December capped a bad year for the SIF fund, but happily my rules-based portfolio still managed to finish ahead of the FTSE All-Share index by a modest 1.3%:


My view remains that a number of decent stocks have been oversold as investors have taken fright at a multitude of potential risks. These include the prospect of a chaotic no-deal Brexit, US-China trade war, and rising interest rates.

It remains to be seen whether these fears are fully justified.
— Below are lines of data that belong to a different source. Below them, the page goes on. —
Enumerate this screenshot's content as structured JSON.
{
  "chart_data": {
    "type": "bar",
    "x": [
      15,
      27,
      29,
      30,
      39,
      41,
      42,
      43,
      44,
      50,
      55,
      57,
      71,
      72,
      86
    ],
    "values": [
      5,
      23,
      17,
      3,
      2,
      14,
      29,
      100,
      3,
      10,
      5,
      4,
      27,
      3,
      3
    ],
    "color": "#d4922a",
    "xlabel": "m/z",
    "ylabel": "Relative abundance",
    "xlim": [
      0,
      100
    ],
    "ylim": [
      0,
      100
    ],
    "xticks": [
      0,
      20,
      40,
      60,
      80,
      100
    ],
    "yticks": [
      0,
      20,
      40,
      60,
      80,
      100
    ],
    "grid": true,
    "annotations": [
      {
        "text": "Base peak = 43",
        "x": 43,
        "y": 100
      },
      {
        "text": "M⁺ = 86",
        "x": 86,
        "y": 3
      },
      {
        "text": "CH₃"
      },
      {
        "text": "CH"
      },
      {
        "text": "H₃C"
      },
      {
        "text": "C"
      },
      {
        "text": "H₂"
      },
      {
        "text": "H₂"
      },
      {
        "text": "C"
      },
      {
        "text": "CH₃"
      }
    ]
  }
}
But the forward-looking nature of markets could mean that stock market sentiment improves while newspaper headlines remain full of doom.

Getting back to business

I’m not going to make any more predictions, but I will continue with my strategy of buying stocks which qualify for my Stock in Focus (SIF) Screen, and selling those which don’t.

As a reminder for new readers, my SIF fund is a virtual fund I run through Stockopedia’s Fantasy Funds system. In order to have skin in the game and make this more interesting, I also invest a portion of my own personal portfolio in all of the stocks I add to the SIF fund.

At the end of each month, I review stocks that have been in the folio for at least nine months to see if they still pass my screening rules. If they don’t, they’re sold.

This slightly belated review is for December 2018 and will include three stocks:

  • Used car supermarket Motorpoint (LON:MOTR)

  • Engineering and construction group Costain (LON:COST)

  • FTSE 250 instrumentation and control specialist Spectris (LON:SXS)

Motorpoint is the fund’s oldest holding, having been purchased in December 2017. Costain and Spectris were purchased in March 2018 and have delivered some of my biggest losses to date:


(As at 2 January 2019)

Let’s take a closer look.

Motorpoint (LON:MOTR)

Original coverage 06/12/2017

My respect for this car supermarket business has increased during the time that I’ve owned the shares. It appears to be able to generate a very high return on capital employed (ROCE) without excessive use of debt.